Queen's Park

It could be said that Scottish football began in and on Queen's Park in Langside on the south side of Glasgow. Certainly our doyen club was and still is named for it. It lies between railways to the north, Queen's Park station, to the west Crossmyloof with Crosshill and Mount Floria to the east. First developed as parkland from 1857 as the mainly middle-class housing of the expanding city reached it from the north it began as half the present size, the Camphill side remaining privately-owned until 1893. Thus it was that a group of largely Highland and Moray, young men, connected most obviously by schooling, who had moved south to the growing conurbation, combined with others, clerks and/or working in the clothing, the drapery trades initially simply to exercise and used the park to do so. 

And it was there somewhere on the then recreation-area to the east of Camphill that, it is said, they came across other young men, these from the Young Men's Christian Association, kicking a ball around and, on joining in, caught the bug.
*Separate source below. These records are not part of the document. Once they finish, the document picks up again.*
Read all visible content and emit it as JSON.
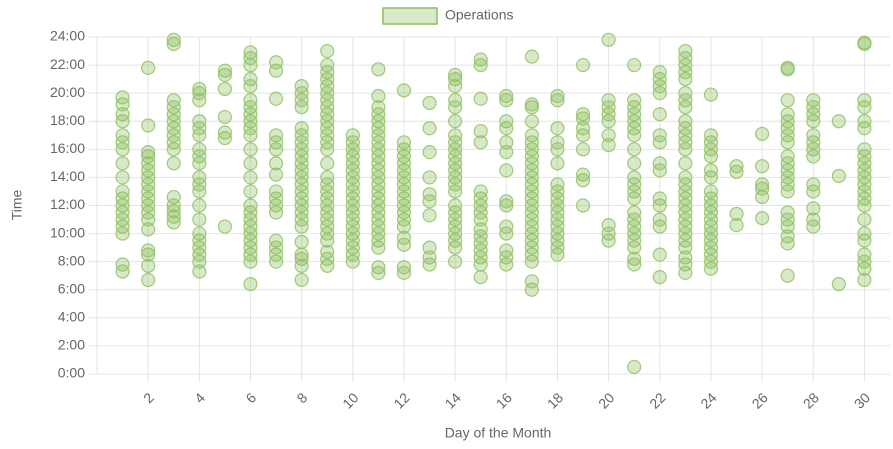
{
  "chart_data": {
    "type": "scatter",
    "xlabel": "Day of the Month",
    "ylabel": "Time",
    "xlim": [
      0,
      31
    ],
    "ylim": [
      0,
      24
    ],
    "xticks": [
      2,
      4,
      6,
      8,
      10,
      12,
      14,
      16,
      18,
      20,
      22,
      24,
      26,
      28,
      30
    ],
    "yticks": [
      {
        "value": 0,
        "label": "0:00"
      },
      {
        "value": 2,
        "label": "2:00"
      },
      {
        "value": 4,
        "label": "4:00"
      },
      {
        "value": 6,
        "label": "6:00"
      },
      {
        "value": 8,
        "label": "8:00"
      },
      {
        "value": 10,
        "label": "10:00"
      },
      {
        "value": 12,
        "label": "12:00"
      },
      {
        "value": 14,
        "label": "14:00"
      },
      {
        "value": 16,
        "label": "16:00"
      },
      {
        "value": 18,
        "label": "18:00"
      },
      {
        "value": 20,
        "label": "20:00"
      },
      {
        "value": 22,
        "label": "22:00"
      },
      {
        "value": 24,
        "label": "24:00"
      }
    ],
    "grid": true,
    "legend": "top",
    "series": [
      {
        "name": "Operations",
        "color": "#8cbf5f",
        "x": [
          1,
          1,
          1,
          1,
          1,
          1,
          1,
          1,
          1,
          1,
          1,
          1,
          1,
          1,
          1,
          1,
          1,
          1,
          2,
          2,
          2,
          2,
          2,
          2,
          2,
          2,
          2,
          2,
          2,
          2,
          2,
          2,
          2,
          2,
          2,
          2,
          3,
          3,
          3,
          3,
          3,
          3,
          3,
          3,
          3,
          3,
          3,
          3,
          3,
          3,
          3,
          3,
          4,
          4,
          4,
          4,
          4,
          4,
          4,
          4,
          4,
          4,
          4,
          4,
          4,
          4,
          4,
          4,
          4,
          4,
          4,
          4,
          5,
          5,
          5,
          5,
          5,
          5,
          5,
          6,
          6,
          6,
          6,
          6,
          6,
          6,
          6,
          6,
          6,
          6,
          6,
          6,
          6,
          6,
          6,
          6,
          6,
          6,
          6,
          6,
          6,
          6,
          6,
          6,
          7,
          7,
          7,
          7,
          7,
          7,
          7,
          7,
          7,
          7,
          7,
          7,
          7,
          7,
          7,
          7,
          8,
          8,
          8,
          8,
          8,
          8,
          8,
          8,
          8,
          8,
          8,
          8,
          8,
          8,
          8,
          8,
          8,
          8,
          8,
          8,
          8,
          8,
          8,
          8,
          9,
          9,
          9,
          9,
          9,
          9,
          9,
          9,
          9,
          9,
          9,
          9,
          9,
          9,
          9,
          9,
          9,
          9,
          9,
          9,
          9,
          9,
          9,
          9,
          9,
          9,
          9,
          9,
          10,
          10,
          10,
          10,
          10,
          10,
          10,
          10,
          10,
          10,
          10,
          10,
          10,
          10,
          10,
          10,
          10,
          10,
          10,
          11,
          11,
          11,
          11,
          11,
          11,
          11,
          11,
          11,
          11,
          11,
          11,
          11,
          11,
          11,
          11,
          11,
          11,
          11,
          11,
          11,
          11,
          11,
          11,
          11,
          12,
          12,
          12,
          12,
          12,
          12,
          12,
          12,
          12,
          12,
          12,
          12,
          12,
          12,
          12,
          12,
          12,
          12,
          13,
          13,
          13,
          13,
          13,
          13,
          13,
          13,
          13,
          13,
          14,
          14,
          14,
          14,
          14,
          14,
          14,
          14,
          14,
          14,
          14,
          14,
          14,
          14,
          14,
          14,
          14,
          14,
          14,
          14,
          14,
          14,
          14,
          15,
          15,
          15,
          15,
          15,
          15,
          15,
          15,
          15,
          15,
          15,
          15,
          15,
          15,
          15,
          15,
          15,
          16,
          16,
          16,
          16,
          16,
          16,
          16,
          16,
          16,
          16,
          16,
          16,
          16,
          16,
          17,
          17,
          17,
          17,
          17,
          17,
          17,
          17,
          17,
          17,
          17,
          17,
          17,
          17,
          17,
          17,
          17,
          17,
          17,
          17,
          17,
          17,
          17,
          17,
          17,
          18,
          18,
          18,
          18,
          18,
          18,
          18,
          18,
          18,
          18,
          18,
          18,
          18,
          18,
          18,
          18,
          18,
          19,
          19,
          19,
          19,
          19,
          19,
          19,
          19,
          19,
          20,
          20,
          20,
          20,
          20,
          20,
          20,
          20,
          20,
          20,
          21,
          21,
          21,
          21,
          21,
          21,
          21,
          21,
          21,
          21,
          21,
          21,
          21,
          21,
          21,
          21,
          21,
          21,
          21,
          21,
          21,
          21,
          22,
          22,
          22,
          22,
          22,
          22,
          22,
          22,
          22,
          22,
          22,
          22,
          22,
          22,
          22,
          23,
          23,
          23,
          23,
          23,
          23,
          23,
          23,
          23,
          23,
          23,
          23,
          23,
          23,
          23,
          23,
          23,
          23,
          23,
          23,
          23,
          23,
          23,
          23,
          23,
          23,
          23,
          23,
          24,
          24,
          24,
          24,
          24,
          24,
          24,
          24,
          24,
          24,
          24,
          24,
          24,
          24,
          24,
          24,
          24,
          24,
          24,
          25,
          25,
          25,
          25,
          26,
          26,
          26,
          26,
          26,
          26,
          27,
          27,
          27,
          27,
          27,
          27,
          27,
          27,
          27,
          27,
          27,
          27,
          27,
          27,
          27,
          27,
          27,
          27,
          27,
          27,
          28,
          28,
          28,
          28,
          28,
          28,
          28,
          28,
          28,
          28,
          28,
          28,
          28,
          29,
          29,
          29,
          30,
          30,
          30,
          30,
          30,
          30,
          30,
          30,
          30,
          30,
          30,
          30,
          30,
          30,
          30,
          30,
          30,
          30,
          30,
          30,
          30,
          30
        ],
        "values": [
          7.3,
          7.8,
          10,
          10.5,
          11,
          11.5,
          12,
          12.5,
          13,
          14,
          15,
          16,
          16.5,
          17,
          18,
          18.5,
          19.2,
          19.7,
          6.7,
          7.7,
          8.5,
          8.8,
          10.3,
          11,
          11.5,
          12,
          12.5,
          13,
          13.5,
          14,
          14.5,
          15,
          15.5,
          15.8,
          17.7,
          21.8,
          10.8,
          11.2,
          11.6,
          12,
          12.6,
          15,
          16,
          16.5,
          17,
          17.5,
          18,
          18.5,
          19,
          19.5,
          23.5,
          23.8,
          7.3,
          8,
          8.5,
          9,
          9.5,
          10,
          11,
          12,
          13,
          13.5,
          14,
          15,
          15.5,
          16,
          17,
          17.5,
          18,
          19.5,
          20,
          20.3,
          10.5,
          16.8,
          17.2,
          18.3,
          20.3,
          21.3,
          21.6,
          6.4,
          8,
          8.5,
          9,
          9.5,
          10,
          10.5,
          11,
          11.5,
          12,
          13,
          14,
          15,
          16,
          17,
          17.5,
          18,
          18.5,
          19,
          19.5,
          20.5,
          21,
          22,
          22.5,
          22.9,
          8,
          8.5,
          9,
          9.5,
          11.5,
          12,
          12.5,
          13,
          14.2,
          15,
          16,
          16.5,
          17,
          19.6,
          21.6,
          22.2,
          6.7,
          7.7,
          8.2,
          8.5,
          9.4,
          10.5,
          11,
          11.5,
          12,
          12.5,
          13,
          13.5,
          14,
          14.5,
          15,
          15.5,
          16,
          16.5,
          17,
          17.5,
          19,
          19.5,
          20,
          20.5,
          7.7,
          8.2,
          8.7,
          9.5,
          10,
          10.5,
          11,
          11.5,
          12,
          12.5,
          13,
          13.5,
          14,
          15,
          16,
          16.5,
          17,
          17.5,
          18,
          18.5,
          19,
          19.5,
          20,
          20.5,
          21,
          21.5,
          22,
          23,
          8,
          8.5,
          9,
          9.5,
          10,
          10.5,
          11,
          11.5,
          12,
          12.5,
          13,
          13.5,
          14,
          14.5,
          15,
          15.5,
          16,
          16.5,
          17,
          7.2,
          7.6,
          9,
          9.5,
          10,
          10.5,
          11,
          11.5,
          12,
          12.5,
          13,
          13.5,
          14,
          14.5,
          15,
          15.5,
          16,
          16.5,
          17,
          17.5,
          18,
          18.5,
          19,
          19.8,
          21.7,
          7.2,
          7.6,
          9.2,
          9.7,
          10.5,
          11,
          11.5,
          12,
          12.5,
          13,
          13.5,
          14,
          14.5,
          15,
          15.5,
          16,
          16.5,
          20.2,
          7.8,
          8.3,
          9,
          11.3,
          12.3,
          12.8,
          14,
          15.8,
          17.5,
          19.3,
          8,
          9,
          9.5,
          10,
          10.5,
          11,
          11.5,
          12,
          13,
          13.5,
          14,
          14.5,
          15,
          15.5,
          16,
          16.5,
          17,
          18,
          19,
          19.5,
          20.5,
          21,
          21.3,
          6.9,
          7.8,
          8.3,
          8.8,
          9.3,
          9.8,
          10.3,
          11,
          11.5,
          12,
          12.5,
          13,
          16.5,
          17.3,
          19.6,
          22,
          22.4,
          7.8,
          8.3,
          8.8,
          10,
          10.5,
          12,
          12.3,
          14.5,
          15.8,
          16.5,
          17.5,
          18,
          19.5,
          19.8,
          6,
          6.6,
          8,
          8.5,
          9,
          9.5,
          10,
          10.5,
          11,
          11.5,
          12,
          12.5,
          13,
          13.5,
          14,
          14.5,
          15,
          15.5,
          16,
          16.5,
          17,
          18,
          19,
          19.2,
          22.6,
          8.5,
          9,
          9.5,
          10,
          10.5,
          11,
          11.5,
          12,
          12.5,
          13,
          13.5,
          15,
          16,
          16.5,
          17.5,
          19.5,
          19.8,
          12,
          13.8,
          14.2,
          16,
          17,
          17.5,
          18.2,
          18.5,
          22,
          9.5,
          10,
          10.6,
          16.3,
          17,
          18,
          18.5,
          19,
          19.5,
          23.8,
          0.5,
          7.8,
          8.2,
          9,
          9.5,
          10,
          10.5,
          11,
          11.5,
          12.5,
          13,
          13.5,
          14,
          15,
          16,
          17,
          17.5,
          18,
          18.5,
          19,
          19.5,
          22,
          6.9,
          8.5,
          10.5,
          11,
          12,
          12.5,
          14.5,
          15,
          16.5,
          17,
          18.5,
          20,
          20.5,
          21,
          21.5,
          7.2,
          7.8,
          8.3,
          9,
          9.5,
          10,
          10.5,
          11,
          11.5,
          12,
          12.5,
          13,
          13.5,
          14,
          15,
          16,
          16.5,
          17,
          17.5,
          18,
          19,
          19.5,
          20,
          21,
          21.5,
          22,
          22.5,
          23,
          7.5,
          8,
          8.5,
          9,
          9.5,
          10,
          10.5,
          11,
          11.5,
          12,
          12.5,
          13,
          14,
          14.5,
          15.5,
          16,
          16.5,
          17,
          19.9,
          10.6,
          11.4,
          14.4,
          14.8,
          11.1,
          12.6,
          13.2,
          13.5,
          14.8,
          17.1,
          7,
          9.3,
          9.8,
          10.5,
          11,
          11.5,
          13,
          13.5,
          14,
          14.5,
          15,
          15.5,
          16.5,
          17,
          17.5,
          18,
          18.5,
          19.5,
          21.7,
          21.8,
          10.5,
          11,
          11.8,
          13,
          13.5,
          15.5,
          16,
          16.5,
          17,
          18,
          18.5,
          19,
          19.5,
          6.4,
          14.1,
          18,
          6.7,
          7.5,
          8,
          8.5,
          9.5,
          10,
          11,
          12,
          12.5,
          13,
          13.5,
          14,
          14.5,
          15,
          15.5,
          16,
          17.5,
          18,
          19,
          19.5,
          23.5,
          23.6
        ]
      }
    ]
  }
}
The result was in 1867 the founding at 3, Eglinton Place in the Gorbals of Queen's Park F.C. and agreement by it to adopt the rules of the FA, the English Football Association; the rules of the Association rather than Rugby game.  

Queen's Park F.C. was to play its first home-games, in all probably only four, on the park. Airdrie and Granville would show in August and October, 1872, the latter a year earlier too. Glasgow Wanderers then visited in April 1873. Up to 1,000 are thought to have watched on, prompting, no doubt, the rapid search for an enclosable space, the first Hampden, moved into in October 1873.